Since the server worked correctly before without any problems, I suspected it was due to msquic, and looking at the code it seems this tag is indeed used by msquic: https://github.com/microsoft/msquic/blob/main/src/inc/quic_platform.h#L96

I do not have a memory dump. I tried creating one with notmyfault but the server crashed/rebooted immediately without writing any dump, and I have since disabled quic in IIS again.

My setup is still the same, ASP.NET Core 6.0, IIS, WS2022 latest updates. I have also disabled legacy TLS on most sites.

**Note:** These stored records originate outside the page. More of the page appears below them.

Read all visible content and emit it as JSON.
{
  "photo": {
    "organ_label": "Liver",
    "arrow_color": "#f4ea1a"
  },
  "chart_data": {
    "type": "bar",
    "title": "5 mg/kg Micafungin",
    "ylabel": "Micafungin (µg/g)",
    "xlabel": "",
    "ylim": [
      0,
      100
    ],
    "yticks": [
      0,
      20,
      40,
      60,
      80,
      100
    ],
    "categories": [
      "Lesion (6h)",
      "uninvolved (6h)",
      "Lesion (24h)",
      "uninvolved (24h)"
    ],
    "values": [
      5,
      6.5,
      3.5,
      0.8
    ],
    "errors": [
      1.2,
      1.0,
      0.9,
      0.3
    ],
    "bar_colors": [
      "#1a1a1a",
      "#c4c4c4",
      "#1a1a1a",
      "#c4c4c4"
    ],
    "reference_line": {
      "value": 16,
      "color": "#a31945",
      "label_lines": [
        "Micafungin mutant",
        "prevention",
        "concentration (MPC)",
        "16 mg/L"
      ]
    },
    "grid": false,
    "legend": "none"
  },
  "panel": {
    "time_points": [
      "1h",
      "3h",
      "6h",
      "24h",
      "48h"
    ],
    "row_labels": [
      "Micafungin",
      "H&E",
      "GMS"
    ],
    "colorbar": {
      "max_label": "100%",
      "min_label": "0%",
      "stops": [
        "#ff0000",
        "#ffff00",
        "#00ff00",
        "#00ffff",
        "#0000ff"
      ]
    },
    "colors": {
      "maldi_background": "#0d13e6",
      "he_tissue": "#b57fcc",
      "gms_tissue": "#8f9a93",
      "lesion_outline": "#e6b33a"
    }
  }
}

nibanks commented 2 years ago

@nuklon please open a new issue for this. I've never seen it before. This seems to indicate that sends at the UDP layer are getting leaked. Since the sends are unconditionally freed (at least to the pool) in the completion path (CxPlatDataPathSendComplete to CxPlatSendDataFree), it must mean the IRP isn't getting completed.

cc @thhous-msft

nibanks commented 2 years ago

@Nuklon also please include information about your NIC HW and driver version with the new issue. It could be a driver issue, not returning/completing the UDP send NBLs.

Nuklon commented 2 years ago

Thanks @nibanks, I opened #2658, let's continue there.